How Can I Avoid Foreclosure in Missouri?

First of all, you shouldn't dismiss the problem. You should stay in contact with your bank, and be straightforward with them. Ignoring the issue will not make it go away. It is necessary to remember that banks don't really want to own homes in Smithville. In issuing a mortgage, they expect to make a profit through interest on the loan, and they'd prefer to continue collecting from you. Therefore, they're likely to make reasonable accommodations to your financial situation if it will allow you to keep paying them in the long run.

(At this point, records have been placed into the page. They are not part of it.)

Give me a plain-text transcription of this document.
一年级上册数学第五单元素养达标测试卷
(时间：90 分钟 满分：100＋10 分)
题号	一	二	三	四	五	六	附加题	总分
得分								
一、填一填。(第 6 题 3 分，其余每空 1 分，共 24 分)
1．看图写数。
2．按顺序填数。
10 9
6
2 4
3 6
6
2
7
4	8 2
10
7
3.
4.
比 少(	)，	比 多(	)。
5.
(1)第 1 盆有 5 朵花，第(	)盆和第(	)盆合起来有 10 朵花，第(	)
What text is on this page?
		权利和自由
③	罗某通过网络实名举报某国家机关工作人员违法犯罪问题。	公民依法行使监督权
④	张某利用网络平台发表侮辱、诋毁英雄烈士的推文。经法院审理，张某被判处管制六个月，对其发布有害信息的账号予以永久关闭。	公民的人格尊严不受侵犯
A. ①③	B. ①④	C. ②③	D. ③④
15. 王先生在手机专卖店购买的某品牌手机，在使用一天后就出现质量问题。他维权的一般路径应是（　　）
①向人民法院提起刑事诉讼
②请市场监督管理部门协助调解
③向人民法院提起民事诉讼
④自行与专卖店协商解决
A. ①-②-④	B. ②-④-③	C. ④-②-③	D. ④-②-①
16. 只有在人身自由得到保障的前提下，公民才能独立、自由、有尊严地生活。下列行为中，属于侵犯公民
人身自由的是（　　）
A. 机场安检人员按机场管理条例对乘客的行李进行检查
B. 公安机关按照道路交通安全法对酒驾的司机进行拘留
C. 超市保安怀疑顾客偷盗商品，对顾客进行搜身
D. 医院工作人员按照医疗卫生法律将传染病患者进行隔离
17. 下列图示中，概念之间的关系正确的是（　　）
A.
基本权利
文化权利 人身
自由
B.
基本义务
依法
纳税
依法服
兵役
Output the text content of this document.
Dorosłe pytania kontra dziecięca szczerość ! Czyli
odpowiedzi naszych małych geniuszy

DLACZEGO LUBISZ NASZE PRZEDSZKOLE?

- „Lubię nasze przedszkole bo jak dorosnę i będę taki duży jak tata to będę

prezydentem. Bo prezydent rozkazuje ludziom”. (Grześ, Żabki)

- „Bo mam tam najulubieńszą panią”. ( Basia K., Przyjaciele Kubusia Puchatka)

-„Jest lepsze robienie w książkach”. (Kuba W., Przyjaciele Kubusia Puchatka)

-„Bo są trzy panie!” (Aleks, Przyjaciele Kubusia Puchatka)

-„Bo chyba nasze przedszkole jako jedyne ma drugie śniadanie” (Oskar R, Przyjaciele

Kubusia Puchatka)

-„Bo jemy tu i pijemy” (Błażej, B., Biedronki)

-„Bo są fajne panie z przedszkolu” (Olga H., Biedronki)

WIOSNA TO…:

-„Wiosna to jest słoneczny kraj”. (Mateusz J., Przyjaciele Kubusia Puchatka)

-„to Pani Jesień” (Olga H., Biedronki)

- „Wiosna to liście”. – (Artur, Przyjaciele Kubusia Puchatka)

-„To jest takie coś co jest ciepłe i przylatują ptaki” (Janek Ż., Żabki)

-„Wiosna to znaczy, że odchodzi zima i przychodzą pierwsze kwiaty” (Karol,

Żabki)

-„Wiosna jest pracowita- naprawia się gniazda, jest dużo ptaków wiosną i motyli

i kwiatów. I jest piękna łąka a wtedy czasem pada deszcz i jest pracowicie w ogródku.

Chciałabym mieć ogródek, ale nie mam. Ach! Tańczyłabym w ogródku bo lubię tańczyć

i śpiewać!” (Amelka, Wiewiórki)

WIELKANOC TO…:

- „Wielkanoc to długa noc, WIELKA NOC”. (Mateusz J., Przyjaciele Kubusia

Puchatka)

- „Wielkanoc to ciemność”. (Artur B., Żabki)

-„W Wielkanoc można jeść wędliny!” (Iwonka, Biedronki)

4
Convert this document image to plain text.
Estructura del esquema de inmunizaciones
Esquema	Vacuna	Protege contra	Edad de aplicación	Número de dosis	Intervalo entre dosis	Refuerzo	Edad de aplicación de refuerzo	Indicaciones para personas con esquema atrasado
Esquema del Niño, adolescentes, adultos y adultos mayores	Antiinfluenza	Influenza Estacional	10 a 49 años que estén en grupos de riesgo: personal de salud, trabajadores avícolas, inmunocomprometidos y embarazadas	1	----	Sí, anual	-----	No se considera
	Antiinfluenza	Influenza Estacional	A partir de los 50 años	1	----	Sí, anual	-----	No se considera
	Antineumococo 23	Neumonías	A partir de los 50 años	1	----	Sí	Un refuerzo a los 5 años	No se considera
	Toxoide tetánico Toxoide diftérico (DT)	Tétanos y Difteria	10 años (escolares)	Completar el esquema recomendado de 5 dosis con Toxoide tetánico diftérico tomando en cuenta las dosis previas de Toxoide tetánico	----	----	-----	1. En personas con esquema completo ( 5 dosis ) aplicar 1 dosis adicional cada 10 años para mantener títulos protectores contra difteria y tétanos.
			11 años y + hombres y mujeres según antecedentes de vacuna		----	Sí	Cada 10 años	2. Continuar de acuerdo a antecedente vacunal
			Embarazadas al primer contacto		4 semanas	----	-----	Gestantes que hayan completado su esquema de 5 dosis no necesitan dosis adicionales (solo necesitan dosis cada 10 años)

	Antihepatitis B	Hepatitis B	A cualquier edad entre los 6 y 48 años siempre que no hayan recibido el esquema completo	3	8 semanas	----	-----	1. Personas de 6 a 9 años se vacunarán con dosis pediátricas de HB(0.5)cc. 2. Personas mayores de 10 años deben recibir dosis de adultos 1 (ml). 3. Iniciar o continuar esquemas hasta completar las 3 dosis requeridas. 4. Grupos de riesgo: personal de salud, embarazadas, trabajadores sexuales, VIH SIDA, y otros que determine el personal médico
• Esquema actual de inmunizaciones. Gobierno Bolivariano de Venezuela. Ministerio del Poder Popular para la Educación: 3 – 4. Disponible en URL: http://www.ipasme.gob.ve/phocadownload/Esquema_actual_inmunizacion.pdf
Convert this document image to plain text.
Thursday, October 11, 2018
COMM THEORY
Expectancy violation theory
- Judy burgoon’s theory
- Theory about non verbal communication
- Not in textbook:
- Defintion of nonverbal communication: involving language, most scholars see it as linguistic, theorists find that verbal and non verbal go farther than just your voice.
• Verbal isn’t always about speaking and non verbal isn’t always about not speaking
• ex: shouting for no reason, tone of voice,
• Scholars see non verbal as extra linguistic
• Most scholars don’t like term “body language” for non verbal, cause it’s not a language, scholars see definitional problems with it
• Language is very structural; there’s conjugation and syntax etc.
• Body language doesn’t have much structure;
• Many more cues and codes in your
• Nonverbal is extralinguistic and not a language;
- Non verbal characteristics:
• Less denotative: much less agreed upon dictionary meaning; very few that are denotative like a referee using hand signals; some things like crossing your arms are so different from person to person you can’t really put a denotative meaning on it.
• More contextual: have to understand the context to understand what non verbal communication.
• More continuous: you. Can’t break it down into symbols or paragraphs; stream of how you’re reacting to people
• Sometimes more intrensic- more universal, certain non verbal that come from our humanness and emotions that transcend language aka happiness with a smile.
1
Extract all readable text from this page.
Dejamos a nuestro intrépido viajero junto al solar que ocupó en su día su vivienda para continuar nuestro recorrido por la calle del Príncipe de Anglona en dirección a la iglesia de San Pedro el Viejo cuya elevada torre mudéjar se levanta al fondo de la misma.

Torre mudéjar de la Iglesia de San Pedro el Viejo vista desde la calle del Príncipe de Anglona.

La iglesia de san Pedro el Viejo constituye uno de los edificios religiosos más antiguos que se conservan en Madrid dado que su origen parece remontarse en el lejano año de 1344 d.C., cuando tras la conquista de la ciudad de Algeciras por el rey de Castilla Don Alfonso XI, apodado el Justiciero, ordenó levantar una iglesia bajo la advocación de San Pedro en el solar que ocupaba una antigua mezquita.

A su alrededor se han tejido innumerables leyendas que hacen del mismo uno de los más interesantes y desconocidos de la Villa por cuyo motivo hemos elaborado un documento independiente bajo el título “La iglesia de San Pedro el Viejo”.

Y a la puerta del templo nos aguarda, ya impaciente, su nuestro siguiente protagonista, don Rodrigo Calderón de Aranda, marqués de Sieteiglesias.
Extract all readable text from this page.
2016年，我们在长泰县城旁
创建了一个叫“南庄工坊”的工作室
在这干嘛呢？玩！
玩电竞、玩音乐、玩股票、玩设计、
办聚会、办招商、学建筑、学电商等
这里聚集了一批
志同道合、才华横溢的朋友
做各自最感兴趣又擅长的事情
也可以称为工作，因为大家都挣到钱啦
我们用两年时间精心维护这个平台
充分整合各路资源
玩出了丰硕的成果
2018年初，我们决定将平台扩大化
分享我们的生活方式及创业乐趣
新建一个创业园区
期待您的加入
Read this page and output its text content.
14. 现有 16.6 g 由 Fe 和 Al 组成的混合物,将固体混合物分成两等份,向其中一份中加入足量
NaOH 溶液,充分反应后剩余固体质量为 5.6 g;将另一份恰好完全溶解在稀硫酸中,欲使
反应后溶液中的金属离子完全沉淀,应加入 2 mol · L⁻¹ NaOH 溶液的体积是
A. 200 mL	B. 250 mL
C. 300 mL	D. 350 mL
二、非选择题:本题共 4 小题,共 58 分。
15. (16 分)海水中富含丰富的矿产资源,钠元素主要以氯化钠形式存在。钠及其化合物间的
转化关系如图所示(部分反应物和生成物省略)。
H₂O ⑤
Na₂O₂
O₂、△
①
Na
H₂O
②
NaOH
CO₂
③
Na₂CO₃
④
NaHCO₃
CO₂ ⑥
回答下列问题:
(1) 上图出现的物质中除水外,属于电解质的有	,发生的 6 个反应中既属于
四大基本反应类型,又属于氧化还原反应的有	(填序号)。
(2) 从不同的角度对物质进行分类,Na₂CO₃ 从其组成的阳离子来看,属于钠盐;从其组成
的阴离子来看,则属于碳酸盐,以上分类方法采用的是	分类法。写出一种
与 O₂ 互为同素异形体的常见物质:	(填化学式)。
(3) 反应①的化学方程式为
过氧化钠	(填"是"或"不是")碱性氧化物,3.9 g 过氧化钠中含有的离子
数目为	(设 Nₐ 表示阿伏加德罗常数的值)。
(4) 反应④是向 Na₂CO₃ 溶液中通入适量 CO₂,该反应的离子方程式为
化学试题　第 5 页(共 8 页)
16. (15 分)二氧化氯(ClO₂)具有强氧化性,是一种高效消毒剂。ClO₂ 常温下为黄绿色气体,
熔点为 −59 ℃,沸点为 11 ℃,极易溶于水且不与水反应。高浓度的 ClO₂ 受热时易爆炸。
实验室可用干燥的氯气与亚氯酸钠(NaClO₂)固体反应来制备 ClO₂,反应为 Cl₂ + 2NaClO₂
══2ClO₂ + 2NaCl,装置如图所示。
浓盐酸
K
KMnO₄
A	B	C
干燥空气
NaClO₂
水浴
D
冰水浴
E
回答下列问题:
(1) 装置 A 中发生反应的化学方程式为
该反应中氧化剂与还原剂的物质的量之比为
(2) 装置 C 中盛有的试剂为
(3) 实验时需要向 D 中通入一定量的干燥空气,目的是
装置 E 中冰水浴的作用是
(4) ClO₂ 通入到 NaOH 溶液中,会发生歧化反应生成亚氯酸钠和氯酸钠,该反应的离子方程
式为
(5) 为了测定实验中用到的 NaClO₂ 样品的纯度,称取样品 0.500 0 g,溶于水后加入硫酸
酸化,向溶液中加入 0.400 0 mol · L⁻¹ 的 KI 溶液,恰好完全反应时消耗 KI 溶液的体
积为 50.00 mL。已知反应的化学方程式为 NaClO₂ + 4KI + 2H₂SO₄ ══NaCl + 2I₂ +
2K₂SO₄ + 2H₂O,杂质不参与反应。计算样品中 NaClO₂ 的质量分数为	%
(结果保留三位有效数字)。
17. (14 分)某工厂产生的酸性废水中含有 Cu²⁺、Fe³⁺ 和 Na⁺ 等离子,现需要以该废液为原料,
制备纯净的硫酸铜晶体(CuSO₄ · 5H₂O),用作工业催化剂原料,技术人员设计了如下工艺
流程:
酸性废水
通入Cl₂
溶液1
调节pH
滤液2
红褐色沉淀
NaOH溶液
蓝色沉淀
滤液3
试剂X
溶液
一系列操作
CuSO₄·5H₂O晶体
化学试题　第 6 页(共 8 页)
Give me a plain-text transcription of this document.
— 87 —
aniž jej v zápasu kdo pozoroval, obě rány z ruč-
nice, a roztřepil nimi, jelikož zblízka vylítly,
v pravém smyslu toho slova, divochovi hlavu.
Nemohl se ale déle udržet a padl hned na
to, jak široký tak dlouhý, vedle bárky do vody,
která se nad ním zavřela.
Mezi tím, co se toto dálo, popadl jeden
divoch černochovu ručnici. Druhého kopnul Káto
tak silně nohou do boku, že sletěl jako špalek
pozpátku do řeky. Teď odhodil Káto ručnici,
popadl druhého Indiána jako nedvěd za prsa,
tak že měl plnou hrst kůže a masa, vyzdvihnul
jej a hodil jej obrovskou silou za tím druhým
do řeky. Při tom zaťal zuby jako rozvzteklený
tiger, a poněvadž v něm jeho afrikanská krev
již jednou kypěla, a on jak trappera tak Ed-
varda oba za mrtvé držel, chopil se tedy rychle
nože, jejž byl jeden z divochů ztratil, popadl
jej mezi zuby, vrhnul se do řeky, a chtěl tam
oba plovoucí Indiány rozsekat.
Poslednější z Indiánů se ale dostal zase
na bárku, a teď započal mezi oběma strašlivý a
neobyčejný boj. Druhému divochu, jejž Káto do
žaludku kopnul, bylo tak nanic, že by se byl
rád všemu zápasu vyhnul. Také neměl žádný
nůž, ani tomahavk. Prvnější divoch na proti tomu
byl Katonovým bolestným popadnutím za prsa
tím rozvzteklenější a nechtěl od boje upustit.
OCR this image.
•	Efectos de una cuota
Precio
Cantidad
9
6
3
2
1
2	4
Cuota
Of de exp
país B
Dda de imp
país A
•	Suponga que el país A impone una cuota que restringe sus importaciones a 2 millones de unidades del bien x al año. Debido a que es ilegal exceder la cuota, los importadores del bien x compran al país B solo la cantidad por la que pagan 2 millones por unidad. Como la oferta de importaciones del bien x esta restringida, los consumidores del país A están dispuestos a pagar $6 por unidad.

If you can't work things out with your lender, there are other avenues. You can try a "short sale," which is when you sell your house for whatever amount you can get for it, and use the proceeds to pay your mortgage. If the house sells for less than you owe, the bank still receives those proceeds, but the remainder of the loan will be forgiven. A "short refinance" may also be an option in some cases. This allows you to have some part of the debt forgiven, while refinancing the rest.

How Can A Smithville, Missouri Attorney Help?

If you are worried about foreclosure, a good Smithville, Missouri real estate attorney may be able to help. An attorney can increase your chances of keeping your home, and help minimize the financial impact if keeping it proves impossible.